My friends who object to the term “Rosh Hashanah” say that in the Bible it’s actually called the Festival of Trumpets, which is just plain wrong, or if they’re more knowledgeable, Yom Teruah, the Day of the Trumpet-blast, as in Numbers 29:1. But this isn’t quite right either. “Teruah” doesn’t necessarily imply a trumpet—it refers to the sound itself, not to an instrument, so that the first description of the day calls it simply “a sacred occasion commemorated with loud blasts” (Lev. 23:24, NJPS). Robert Alter translates the phrase as, “a sabbath, a commemoration with horn blast,” although the Hebrew for “horn” doesn’t actually appear in this verse. He comments, “The ‘commemoration’ in question is the act of making God remember, or take note of, Israel through the ritual of horn blasts.” Again, the text doesn’t actually say “horn” here, but whatever the source of the blast, it calls on God to remember his people with kindness and mercy, which is a fitting start for a new year.
Ten days later is Yom Kippur, the Day of Atonement. In the days when the temple and priesthood still functioned, the conclusion of Yom Kippur on the fiftieth year announced the jubilee:
“You are to count seven Shabbats of years, seven times seven years, that is, forty-nine years. Then, on the tenth day of the seventh month, on Yom-Kippur, you are to sound a blast on the shofar; you are to sound the shofar all through your land; and you are to consecrate the fiftieth year, proclaiming freedom throughout the land to all its inhabitants. (Lev. 25:8-10)

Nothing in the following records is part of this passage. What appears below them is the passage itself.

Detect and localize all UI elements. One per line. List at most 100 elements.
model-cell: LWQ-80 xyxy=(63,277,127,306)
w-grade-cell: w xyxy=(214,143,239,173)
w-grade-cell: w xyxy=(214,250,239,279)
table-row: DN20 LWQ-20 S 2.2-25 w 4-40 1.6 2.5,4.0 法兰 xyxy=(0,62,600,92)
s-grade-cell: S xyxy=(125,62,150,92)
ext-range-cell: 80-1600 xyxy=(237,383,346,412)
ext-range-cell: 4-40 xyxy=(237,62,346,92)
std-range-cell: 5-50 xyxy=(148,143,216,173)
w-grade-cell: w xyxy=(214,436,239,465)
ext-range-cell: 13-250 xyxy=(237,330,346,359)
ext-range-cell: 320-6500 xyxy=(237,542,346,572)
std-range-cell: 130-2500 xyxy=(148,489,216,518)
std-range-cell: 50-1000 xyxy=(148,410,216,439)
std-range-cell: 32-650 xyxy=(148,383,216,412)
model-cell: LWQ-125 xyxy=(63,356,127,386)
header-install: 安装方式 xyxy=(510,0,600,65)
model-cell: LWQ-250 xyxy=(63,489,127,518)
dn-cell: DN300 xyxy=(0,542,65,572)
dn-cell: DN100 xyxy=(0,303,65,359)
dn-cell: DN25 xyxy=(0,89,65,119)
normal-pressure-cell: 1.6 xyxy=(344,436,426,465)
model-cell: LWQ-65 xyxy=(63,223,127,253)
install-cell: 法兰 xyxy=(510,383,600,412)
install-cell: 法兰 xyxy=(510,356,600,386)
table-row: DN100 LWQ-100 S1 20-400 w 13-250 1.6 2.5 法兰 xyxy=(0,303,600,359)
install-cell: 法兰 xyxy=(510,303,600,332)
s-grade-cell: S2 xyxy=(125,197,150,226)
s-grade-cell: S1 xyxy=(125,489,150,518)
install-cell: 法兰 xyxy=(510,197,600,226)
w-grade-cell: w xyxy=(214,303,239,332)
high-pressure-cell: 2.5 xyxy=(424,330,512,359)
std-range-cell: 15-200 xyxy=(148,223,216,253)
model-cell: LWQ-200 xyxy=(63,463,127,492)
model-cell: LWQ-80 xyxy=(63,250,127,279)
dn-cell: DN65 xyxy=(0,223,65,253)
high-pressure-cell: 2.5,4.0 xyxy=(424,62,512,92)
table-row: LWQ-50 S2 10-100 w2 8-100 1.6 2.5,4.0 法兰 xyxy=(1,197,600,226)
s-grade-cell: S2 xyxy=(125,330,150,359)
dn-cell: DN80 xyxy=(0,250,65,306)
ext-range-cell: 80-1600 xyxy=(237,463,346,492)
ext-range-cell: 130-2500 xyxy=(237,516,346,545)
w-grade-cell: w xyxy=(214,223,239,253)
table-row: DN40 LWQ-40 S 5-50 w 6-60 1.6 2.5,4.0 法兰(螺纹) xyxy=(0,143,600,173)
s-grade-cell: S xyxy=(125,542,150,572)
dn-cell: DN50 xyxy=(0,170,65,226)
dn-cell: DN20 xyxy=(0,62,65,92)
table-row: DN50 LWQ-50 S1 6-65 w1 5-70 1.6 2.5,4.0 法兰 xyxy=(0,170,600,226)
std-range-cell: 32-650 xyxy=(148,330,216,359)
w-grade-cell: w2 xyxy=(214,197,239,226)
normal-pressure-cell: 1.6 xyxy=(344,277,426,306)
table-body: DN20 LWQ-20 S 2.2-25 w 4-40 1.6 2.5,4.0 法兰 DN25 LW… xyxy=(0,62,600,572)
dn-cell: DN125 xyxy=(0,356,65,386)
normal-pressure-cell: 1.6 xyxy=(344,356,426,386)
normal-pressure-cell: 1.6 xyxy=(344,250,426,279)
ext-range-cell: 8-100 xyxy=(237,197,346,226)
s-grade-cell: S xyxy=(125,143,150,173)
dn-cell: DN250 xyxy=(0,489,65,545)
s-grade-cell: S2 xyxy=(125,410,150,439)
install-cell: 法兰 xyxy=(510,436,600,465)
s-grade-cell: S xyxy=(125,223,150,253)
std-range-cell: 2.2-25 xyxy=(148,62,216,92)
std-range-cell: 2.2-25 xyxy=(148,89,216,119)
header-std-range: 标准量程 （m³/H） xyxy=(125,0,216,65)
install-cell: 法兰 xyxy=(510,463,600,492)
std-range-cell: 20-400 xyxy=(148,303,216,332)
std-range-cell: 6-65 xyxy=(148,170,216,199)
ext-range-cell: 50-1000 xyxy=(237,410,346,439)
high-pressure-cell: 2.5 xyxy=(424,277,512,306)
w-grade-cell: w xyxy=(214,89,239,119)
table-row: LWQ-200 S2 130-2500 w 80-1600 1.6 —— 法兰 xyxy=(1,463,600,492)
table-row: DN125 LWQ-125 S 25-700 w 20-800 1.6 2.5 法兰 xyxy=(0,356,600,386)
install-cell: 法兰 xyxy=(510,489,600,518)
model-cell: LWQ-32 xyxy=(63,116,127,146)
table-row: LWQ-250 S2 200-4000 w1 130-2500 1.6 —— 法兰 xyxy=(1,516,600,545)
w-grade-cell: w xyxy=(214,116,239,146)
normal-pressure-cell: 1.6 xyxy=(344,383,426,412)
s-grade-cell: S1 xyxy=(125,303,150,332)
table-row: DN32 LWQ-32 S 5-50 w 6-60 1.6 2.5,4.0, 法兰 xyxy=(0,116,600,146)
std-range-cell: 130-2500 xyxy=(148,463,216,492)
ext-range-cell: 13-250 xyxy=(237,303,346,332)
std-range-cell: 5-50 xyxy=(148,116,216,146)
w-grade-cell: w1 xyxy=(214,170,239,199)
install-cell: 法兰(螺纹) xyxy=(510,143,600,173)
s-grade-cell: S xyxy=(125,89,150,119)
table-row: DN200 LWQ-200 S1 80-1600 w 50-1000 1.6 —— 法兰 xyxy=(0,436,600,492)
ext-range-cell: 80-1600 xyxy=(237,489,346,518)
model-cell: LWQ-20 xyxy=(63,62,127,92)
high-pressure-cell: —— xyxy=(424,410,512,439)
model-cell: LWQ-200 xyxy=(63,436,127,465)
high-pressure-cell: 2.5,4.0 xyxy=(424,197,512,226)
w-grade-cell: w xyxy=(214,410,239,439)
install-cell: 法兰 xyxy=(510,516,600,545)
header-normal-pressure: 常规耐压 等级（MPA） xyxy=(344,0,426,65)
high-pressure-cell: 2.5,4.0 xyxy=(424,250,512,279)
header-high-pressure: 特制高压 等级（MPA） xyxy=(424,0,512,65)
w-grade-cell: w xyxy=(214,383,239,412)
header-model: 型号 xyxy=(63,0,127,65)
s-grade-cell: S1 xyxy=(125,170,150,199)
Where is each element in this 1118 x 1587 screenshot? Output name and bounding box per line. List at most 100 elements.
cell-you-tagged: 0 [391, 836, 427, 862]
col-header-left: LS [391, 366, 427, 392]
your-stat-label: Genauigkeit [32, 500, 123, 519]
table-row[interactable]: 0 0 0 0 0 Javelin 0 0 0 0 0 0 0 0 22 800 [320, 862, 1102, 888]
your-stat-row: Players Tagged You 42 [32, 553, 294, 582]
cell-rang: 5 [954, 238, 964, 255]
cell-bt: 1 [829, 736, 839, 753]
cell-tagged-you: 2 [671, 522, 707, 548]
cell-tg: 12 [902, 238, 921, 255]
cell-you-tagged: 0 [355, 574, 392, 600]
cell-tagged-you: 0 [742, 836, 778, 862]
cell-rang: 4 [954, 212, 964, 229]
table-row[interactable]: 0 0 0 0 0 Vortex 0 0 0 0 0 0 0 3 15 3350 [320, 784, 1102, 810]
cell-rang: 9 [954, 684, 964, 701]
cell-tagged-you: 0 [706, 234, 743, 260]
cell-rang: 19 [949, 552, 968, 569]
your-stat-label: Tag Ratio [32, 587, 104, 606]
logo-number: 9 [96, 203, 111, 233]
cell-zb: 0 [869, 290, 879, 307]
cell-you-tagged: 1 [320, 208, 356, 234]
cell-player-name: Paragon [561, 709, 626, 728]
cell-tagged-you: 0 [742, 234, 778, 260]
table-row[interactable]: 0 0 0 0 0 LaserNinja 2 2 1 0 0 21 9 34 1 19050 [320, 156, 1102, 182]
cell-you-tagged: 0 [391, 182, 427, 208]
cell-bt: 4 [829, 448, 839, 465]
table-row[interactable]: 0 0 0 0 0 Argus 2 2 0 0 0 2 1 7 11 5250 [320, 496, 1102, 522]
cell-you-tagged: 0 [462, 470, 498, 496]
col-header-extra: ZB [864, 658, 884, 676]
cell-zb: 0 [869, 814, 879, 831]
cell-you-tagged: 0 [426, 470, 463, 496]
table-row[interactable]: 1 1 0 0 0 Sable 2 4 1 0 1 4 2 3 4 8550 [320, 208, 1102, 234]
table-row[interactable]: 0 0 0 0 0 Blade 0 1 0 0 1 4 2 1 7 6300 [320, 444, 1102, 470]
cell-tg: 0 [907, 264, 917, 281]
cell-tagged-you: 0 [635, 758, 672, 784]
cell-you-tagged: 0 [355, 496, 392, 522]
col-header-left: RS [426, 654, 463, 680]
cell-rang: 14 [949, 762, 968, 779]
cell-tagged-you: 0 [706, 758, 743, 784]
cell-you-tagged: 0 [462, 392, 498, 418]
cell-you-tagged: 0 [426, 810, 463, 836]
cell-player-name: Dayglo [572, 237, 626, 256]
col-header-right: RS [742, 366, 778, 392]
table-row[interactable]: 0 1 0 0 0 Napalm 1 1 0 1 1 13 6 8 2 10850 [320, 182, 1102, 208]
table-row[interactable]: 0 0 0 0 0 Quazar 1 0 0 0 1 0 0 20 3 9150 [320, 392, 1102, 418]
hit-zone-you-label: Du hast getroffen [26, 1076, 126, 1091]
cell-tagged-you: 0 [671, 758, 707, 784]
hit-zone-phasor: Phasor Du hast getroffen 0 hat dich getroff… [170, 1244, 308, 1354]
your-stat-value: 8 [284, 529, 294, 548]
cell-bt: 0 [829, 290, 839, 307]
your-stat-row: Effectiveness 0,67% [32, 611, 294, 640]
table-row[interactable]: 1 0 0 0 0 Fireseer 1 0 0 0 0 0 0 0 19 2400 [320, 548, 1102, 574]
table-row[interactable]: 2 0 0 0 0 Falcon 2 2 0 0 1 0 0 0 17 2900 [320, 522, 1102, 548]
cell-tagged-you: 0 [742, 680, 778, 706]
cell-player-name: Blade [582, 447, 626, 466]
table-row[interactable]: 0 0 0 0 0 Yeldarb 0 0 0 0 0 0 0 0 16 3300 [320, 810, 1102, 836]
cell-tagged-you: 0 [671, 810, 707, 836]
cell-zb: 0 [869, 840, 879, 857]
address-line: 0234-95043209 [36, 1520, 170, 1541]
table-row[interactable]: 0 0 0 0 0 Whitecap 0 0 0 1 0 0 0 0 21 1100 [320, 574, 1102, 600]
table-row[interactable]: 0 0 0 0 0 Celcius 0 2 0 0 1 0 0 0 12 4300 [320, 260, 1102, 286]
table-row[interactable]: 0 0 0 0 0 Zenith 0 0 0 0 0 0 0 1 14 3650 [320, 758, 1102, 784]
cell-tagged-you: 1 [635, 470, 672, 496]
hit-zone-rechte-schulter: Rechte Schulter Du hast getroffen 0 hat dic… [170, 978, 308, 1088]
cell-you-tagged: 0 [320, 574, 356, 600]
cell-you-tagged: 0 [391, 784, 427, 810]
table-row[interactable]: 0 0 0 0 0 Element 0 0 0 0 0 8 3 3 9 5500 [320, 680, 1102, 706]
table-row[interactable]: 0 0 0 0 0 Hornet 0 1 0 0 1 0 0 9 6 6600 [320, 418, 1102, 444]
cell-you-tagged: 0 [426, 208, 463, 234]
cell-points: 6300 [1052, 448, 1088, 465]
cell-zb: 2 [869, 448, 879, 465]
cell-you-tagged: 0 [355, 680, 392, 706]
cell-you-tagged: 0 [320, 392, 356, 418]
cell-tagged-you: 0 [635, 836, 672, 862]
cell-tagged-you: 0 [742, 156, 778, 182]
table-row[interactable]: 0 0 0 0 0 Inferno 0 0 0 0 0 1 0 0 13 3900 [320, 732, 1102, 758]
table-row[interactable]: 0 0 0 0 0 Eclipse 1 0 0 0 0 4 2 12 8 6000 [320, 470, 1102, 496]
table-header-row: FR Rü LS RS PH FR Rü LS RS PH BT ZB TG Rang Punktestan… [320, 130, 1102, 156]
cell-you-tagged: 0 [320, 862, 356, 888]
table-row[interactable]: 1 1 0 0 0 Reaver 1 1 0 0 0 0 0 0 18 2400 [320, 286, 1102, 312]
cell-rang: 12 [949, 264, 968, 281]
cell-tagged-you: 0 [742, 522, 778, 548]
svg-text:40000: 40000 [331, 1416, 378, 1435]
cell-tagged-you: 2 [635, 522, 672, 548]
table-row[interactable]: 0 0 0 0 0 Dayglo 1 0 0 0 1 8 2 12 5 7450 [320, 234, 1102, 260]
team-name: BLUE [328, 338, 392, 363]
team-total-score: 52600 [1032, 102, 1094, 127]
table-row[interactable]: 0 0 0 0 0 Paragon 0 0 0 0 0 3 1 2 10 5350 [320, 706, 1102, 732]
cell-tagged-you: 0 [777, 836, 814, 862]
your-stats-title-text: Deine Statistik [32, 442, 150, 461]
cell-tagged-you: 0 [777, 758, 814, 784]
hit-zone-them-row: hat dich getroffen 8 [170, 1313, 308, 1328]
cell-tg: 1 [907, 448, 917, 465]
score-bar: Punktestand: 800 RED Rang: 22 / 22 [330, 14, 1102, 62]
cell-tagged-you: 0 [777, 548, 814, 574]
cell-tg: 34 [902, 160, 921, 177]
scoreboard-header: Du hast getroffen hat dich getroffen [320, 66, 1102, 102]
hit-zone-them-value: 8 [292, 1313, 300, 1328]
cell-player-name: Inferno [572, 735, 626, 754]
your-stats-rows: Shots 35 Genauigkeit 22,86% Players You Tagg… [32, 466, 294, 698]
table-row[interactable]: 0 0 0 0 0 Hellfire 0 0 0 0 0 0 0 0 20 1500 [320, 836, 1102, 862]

The word teruah in this passage describes, not just any loud alarm or signal, but a trumpet blast—and one not from any trumpet, but from the shofar. Based on this passage, the rabbis decreed that the teruah of the first day of the seventh month should also come from a shofar. This gives further support for calling the day of the shofar-blast the New Year, because the shofar-blast on Yom Kippur announced a new year of jubilee, which began not in the first month, but in the seventh month, as Yom Kippur concluded.
Of course, you might object that the first day of the seventh month (Rosh Hashanah) comes before the conclusion of Yom Kippur, and before the festival of Sukkot, which begins on the fifteenth day of the seventh month. That’s where this little Bible study can lead us into optimism and hope—which we could really use as we enter 5776 with a risky deal with Iran about to be wrapped up, with brutality and devastation mounting in the Middle East, with Israel being increasingly pressured, and with the USA apparently becoming more and more divided and immobilized.
The timing of Rosh Hashanah tells us that renewal overtakes decline. Before the old year winds down, the new has already been announced. And it’s announced with the joyous blast of a shofar that anticipates the freedom and hope of the jubilee to come.
The Prophet Isaiah describes this coming jubilee, echoing the terminology of Leviticus 25:
“The Spirit of Adonai is upon me;
therefore he has anointed me
to announce Good News to the poor;
he has sent me to proclaim freedom for the imprisoned
and renewed sight for the blind,
to release those who have been crushed,
to proclaim a year of the favor of Adonai.”
When Messiah Yeshua visited his home synagogue in Natzeret, he stood up to read these words from the scroll of Isaiah, sat down, and told all his townsfolk who were watching him, “Today, as you heard it read, this passage of the Tanakh was fulfilled!” (Luke 4:18-21). Yeshua proclaimed a new year, a year of jubilee, which he initiated and which will come in its fullness, regardless of appearances to the contrary. It’s this jubilee that we can proclaim as we celebrate the New Year on the first day of the seventh month.
All Scripture references, unless otherwise noted, are from Complete Jewish Bible.